Quem me pôs aqui, porquê?
Anda com essa bosta, leva-me para casa.
Falar sozinha começa-se a tornar um hábito e as conversas que tenho comigo até chegam a ser interessantes (ou ridículas). Depois de lamber os restos do sabor do café que me aqueciam os lábios, agora gretados pelo frio de janeiro, e de ter umas quantas conversas meio filosóficas, a minha cabeça não descansou sobre algumas questões.
O facto de existirem mundos paralelos foi algo que sempre me ocupou um pouco a cabeça e talvez comece a tornar-se algo que me faz parar e pensar um pouco sobre o assunto. Mesmo que para isso tenha de afundar os meus pensamentos numa chávena de qualquer coisa bem quente que me dê um abanão nos habitantes mais disponíveis do meu cérebro.
Era o meu reflexo que habitava o pedaço de janela a meu lado. O autocarro esperava a entrada de outros seres e eu ia olhando para mim e pensando o que era aquele reflexo. Se era ele que existia, se era eu. Pensei que o café me tinha feito mal… mero acaso. A noite já me ia escurecendo os pensamentos e as teorias questionavam-se umas às outras.
Olhei todos à minha volta. Pelo menos os quatro que adormeciam nos bancos mais próximos. Alguém atrás de mim tinha uma conversa pelo telefone meio desinteressante…ok não tenho nada a ver com isso. Nem mesmo com os que estavam à minha frente… Estupidez.
Os prédios fugiam-me pelo vidro, e as árvores pareceram-me planos [no pedaço que tentei fechar a mente a conceitos previamente estipulados], os carros habitavam as ruas como desenhos de cidades que, também, adormeciam com o dia.
Lembrei das questões [quando ainda me deliciava com o café quente e pequenos golos do teu leite com chocolate] que puseste. Quem me diz que todos eles são seres inanimados ou mesmo o contrário? Quem me prova que eles não existiam realmente? O que é existir? Ser?

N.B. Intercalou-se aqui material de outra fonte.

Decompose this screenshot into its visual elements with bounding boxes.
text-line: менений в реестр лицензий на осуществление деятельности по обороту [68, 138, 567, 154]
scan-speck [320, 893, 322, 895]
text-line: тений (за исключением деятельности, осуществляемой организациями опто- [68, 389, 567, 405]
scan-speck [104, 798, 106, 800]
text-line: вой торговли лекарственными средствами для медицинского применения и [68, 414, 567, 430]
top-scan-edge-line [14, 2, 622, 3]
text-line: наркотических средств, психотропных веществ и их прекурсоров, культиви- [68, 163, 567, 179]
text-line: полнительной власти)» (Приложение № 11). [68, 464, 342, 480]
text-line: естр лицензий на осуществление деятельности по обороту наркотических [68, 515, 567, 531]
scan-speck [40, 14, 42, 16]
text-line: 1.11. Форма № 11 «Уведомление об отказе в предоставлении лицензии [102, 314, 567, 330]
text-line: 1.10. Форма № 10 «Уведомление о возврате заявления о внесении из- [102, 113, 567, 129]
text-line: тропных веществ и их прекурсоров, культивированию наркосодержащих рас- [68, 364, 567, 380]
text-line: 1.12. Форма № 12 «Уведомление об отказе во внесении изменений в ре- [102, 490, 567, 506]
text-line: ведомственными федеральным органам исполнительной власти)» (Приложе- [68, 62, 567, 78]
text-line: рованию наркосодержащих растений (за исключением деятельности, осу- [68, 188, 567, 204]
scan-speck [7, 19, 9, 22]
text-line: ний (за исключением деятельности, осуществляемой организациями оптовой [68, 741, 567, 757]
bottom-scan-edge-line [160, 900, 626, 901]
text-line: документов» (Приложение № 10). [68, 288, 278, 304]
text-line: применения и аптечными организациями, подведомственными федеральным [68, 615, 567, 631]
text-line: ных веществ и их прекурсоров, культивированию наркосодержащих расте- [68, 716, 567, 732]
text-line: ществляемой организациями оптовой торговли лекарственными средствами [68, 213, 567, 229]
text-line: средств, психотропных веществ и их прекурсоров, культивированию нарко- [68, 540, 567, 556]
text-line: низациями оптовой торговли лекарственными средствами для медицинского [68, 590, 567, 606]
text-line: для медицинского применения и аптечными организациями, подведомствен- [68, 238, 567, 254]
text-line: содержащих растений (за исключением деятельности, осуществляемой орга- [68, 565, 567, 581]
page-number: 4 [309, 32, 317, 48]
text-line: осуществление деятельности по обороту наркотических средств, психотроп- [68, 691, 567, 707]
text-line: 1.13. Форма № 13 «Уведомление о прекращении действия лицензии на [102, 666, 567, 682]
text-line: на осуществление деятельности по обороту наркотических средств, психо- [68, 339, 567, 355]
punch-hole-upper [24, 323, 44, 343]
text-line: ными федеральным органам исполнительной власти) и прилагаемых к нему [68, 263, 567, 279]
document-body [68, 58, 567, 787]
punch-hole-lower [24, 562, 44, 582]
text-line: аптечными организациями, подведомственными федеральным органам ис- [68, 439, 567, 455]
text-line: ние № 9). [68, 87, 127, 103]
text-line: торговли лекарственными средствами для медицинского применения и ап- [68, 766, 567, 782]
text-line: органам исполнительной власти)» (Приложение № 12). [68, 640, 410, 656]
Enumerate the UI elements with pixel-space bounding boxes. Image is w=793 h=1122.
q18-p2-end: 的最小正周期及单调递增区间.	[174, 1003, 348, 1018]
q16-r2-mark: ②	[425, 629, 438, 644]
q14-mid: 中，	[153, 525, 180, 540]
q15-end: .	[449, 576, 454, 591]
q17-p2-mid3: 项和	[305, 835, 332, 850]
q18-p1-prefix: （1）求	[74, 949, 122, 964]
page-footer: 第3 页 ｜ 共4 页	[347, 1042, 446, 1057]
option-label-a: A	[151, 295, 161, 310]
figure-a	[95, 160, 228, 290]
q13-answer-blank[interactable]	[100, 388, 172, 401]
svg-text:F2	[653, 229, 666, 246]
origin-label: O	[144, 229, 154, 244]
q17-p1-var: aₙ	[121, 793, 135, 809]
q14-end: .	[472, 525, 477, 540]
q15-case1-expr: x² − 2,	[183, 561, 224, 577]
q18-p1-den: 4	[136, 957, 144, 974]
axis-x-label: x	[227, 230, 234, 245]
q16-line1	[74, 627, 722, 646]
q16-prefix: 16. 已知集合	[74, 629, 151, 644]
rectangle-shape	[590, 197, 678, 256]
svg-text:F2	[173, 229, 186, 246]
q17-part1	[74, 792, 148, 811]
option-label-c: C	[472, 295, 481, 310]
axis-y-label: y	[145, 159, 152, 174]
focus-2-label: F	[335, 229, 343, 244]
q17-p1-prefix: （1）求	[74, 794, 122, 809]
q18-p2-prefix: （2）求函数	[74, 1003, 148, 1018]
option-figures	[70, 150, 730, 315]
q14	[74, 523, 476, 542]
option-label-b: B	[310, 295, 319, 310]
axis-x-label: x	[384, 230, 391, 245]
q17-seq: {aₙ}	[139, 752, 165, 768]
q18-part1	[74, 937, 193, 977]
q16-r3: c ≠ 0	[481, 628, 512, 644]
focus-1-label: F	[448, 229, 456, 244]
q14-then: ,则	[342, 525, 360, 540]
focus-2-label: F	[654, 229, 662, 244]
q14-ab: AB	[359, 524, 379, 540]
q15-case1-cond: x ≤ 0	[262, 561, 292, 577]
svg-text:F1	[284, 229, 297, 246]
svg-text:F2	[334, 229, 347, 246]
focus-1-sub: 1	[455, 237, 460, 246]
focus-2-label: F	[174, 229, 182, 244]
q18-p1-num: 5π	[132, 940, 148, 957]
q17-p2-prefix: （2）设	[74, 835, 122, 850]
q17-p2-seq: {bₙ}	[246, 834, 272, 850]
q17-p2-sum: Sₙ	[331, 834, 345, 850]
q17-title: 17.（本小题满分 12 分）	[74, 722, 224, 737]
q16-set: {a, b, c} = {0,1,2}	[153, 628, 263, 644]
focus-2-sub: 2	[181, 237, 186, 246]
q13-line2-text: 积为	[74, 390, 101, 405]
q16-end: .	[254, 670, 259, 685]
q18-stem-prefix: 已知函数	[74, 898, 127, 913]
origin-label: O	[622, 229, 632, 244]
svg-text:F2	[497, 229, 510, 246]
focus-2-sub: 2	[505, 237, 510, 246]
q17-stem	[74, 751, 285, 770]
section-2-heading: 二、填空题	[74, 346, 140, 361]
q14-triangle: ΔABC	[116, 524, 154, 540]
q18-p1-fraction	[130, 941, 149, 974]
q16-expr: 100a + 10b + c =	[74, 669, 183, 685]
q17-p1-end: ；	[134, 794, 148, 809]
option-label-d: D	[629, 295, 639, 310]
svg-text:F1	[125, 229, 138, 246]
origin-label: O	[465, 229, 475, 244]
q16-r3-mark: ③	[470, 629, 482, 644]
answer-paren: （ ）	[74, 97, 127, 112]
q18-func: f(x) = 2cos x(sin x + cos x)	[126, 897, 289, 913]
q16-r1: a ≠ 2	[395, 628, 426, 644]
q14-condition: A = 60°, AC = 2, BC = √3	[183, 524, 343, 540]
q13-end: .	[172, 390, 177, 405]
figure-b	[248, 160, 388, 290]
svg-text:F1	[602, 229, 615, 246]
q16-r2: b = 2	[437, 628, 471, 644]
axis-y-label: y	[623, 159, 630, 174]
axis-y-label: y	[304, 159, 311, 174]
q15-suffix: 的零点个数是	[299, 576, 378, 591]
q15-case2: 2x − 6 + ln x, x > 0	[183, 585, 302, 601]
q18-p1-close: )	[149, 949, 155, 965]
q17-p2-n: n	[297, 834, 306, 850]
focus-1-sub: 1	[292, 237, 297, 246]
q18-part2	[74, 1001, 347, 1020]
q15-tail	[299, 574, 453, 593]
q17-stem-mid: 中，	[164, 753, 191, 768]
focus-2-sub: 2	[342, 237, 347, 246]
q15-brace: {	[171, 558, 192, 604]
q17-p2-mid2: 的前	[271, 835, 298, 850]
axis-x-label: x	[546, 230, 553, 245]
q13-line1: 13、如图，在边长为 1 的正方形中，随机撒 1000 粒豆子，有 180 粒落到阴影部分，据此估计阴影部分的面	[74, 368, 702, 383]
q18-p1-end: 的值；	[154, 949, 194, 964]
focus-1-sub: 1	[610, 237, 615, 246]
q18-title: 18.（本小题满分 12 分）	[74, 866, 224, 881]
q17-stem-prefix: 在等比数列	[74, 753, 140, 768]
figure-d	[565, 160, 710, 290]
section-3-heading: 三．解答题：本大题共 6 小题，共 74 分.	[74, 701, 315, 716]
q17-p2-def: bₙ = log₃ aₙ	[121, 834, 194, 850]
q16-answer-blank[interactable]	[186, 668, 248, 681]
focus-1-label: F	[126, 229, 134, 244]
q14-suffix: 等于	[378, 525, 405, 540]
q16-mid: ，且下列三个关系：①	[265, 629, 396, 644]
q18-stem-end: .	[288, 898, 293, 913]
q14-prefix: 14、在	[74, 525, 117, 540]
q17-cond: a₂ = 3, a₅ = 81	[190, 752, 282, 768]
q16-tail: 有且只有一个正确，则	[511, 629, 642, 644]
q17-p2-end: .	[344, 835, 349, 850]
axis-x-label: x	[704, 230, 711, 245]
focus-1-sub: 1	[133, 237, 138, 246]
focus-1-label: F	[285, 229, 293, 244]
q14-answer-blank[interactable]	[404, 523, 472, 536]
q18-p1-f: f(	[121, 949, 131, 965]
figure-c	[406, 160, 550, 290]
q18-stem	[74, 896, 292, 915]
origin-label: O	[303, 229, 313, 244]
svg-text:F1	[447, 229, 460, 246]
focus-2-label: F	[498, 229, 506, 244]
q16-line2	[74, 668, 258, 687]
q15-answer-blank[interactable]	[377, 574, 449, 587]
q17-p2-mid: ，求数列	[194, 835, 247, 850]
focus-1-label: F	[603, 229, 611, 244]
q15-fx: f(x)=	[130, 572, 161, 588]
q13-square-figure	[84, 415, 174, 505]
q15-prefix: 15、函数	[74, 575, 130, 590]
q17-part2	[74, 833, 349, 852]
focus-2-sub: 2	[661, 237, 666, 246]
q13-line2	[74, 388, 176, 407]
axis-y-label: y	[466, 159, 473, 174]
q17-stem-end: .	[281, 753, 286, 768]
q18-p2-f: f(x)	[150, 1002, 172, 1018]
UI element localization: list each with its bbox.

Conceitos, conceitos e mais conceitos. Palpável, sabor, tacto, visão…Sentidos. Todo um conjunto de coisas que me encurralavam em fotografias do desconhecido.

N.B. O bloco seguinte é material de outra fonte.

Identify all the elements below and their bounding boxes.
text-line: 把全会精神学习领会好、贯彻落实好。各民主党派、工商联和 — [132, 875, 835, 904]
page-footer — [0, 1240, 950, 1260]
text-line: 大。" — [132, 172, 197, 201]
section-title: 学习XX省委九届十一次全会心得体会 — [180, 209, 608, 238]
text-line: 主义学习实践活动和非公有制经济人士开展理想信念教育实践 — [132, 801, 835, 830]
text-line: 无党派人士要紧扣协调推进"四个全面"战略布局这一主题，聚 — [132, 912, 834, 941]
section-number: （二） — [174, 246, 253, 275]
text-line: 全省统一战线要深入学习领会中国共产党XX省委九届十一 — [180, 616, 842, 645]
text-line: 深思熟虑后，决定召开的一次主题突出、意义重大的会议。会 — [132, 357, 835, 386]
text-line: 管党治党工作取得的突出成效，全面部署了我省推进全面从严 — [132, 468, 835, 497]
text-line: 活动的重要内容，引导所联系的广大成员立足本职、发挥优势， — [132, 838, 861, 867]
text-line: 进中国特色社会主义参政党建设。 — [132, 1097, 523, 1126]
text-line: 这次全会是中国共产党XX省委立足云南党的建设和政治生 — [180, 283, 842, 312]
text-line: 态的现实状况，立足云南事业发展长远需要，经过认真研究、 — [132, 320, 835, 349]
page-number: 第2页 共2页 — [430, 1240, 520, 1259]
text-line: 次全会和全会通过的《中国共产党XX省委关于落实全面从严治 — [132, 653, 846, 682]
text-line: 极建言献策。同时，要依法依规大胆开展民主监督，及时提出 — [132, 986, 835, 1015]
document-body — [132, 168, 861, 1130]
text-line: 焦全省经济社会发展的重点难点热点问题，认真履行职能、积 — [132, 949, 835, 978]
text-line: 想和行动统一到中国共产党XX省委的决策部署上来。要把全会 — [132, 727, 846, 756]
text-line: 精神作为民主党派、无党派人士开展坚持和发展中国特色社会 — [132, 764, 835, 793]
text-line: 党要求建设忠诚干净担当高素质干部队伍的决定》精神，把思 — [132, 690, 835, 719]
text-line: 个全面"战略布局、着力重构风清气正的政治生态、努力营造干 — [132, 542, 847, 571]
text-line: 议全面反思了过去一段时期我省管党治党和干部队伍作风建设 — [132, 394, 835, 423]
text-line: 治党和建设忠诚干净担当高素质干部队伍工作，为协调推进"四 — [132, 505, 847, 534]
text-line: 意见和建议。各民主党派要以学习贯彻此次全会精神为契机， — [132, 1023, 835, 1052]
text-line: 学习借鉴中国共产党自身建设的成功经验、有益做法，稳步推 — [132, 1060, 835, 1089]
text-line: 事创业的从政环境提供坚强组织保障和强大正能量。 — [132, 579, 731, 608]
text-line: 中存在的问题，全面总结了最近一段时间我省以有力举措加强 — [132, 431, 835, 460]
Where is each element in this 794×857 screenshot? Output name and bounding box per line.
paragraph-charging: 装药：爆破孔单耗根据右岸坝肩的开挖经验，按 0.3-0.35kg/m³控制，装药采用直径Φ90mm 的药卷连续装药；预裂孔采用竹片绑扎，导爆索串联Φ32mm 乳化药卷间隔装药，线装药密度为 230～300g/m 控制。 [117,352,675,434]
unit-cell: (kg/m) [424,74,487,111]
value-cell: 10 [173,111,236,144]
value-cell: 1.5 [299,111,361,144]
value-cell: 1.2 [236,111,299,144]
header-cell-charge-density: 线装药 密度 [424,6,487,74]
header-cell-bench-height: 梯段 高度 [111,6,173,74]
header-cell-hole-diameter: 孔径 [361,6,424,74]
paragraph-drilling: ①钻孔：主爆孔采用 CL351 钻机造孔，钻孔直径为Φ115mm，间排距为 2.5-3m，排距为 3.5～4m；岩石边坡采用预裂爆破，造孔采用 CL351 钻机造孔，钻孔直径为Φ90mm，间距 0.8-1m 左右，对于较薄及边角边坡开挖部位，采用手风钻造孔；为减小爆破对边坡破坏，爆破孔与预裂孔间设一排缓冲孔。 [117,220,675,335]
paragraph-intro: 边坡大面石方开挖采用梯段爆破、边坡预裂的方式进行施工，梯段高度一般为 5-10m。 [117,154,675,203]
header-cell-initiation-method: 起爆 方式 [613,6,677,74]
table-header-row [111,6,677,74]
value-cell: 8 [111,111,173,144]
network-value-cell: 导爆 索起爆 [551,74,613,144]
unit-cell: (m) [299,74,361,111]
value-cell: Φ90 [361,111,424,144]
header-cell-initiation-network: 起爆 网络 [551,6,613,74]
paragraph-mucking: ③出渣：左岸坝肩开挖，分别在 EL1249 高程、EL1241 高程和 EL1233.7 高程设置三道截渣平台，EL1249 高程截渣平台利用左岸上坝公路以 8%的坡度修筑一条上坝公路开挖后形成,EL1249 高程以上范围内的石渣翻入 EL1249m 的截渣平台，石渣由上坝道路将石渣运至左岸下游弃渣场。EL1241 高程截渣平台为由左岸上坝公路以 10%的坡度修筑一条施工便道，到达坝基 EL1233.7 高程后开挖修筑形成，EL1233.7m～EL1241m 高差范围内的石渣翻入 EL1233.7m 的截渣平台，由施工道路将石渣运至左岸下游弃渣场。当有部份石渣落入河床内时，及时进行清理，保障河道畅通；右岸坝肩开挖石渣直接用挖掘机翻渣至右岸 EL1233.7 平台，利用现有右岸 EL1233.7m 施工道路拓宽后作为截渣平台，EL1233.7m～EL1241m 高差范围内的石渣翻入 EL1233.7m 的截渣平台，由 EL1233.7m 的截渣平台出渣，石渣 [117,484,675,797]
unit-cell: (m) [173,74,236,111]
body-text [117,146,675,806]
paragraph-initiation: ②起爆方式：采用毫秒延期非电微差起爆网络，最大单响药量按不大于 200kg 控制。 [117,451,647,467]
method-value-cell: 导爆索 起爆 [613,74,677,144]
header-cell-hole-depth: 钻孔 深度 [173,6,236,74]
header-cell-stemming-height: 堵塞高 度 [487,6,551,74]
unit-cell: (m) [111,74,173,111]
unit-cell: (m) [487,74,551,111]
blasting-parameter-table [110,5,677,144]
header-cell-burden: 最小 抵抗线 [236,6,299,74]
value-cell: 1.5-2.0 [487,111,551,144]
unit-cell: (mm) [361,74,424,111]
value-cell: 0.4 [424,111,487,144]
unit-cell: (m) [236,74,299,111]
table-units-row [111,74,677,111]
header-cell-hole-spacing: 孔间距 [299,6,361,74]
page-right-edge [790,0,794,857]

Sonhos. Desci do autocarro com esta palavra na cabeça. Sonhos. Mundos paralelos. Plim…porque não?
Formei a minha tese sustentada apenas pelo o efeito da cafeína ou talvez não.
De noite morremos para este mundo e abrimos as portas para qualquer tipo de universos. Ok… Isto está confuso. É como se nascêssemos para realidades completamente diferentes e nessas tivéssemos uma vida paralela a esta, num espaço temporal diferente mas ao mesmo tempo igual. Então quando voltamos a este mundo, ao nosso por definição, temos meros vislumbres [e é quando os temos] do que se passou. É como se fosse uma história em aberto.
Talvez do outro lado tenhamos uma vida, um ideal ou um conjunto deles. Talvez nesse mundo tenhamos os mesmo pensamentos, as mesmas regras ou talvez não.
”Bolas Dany, de novo a falar sozinha! Deixa-te disso”, pensei.
E numa quebra da sequência de pensamentos tirei as chaves da mala e entrei em casa.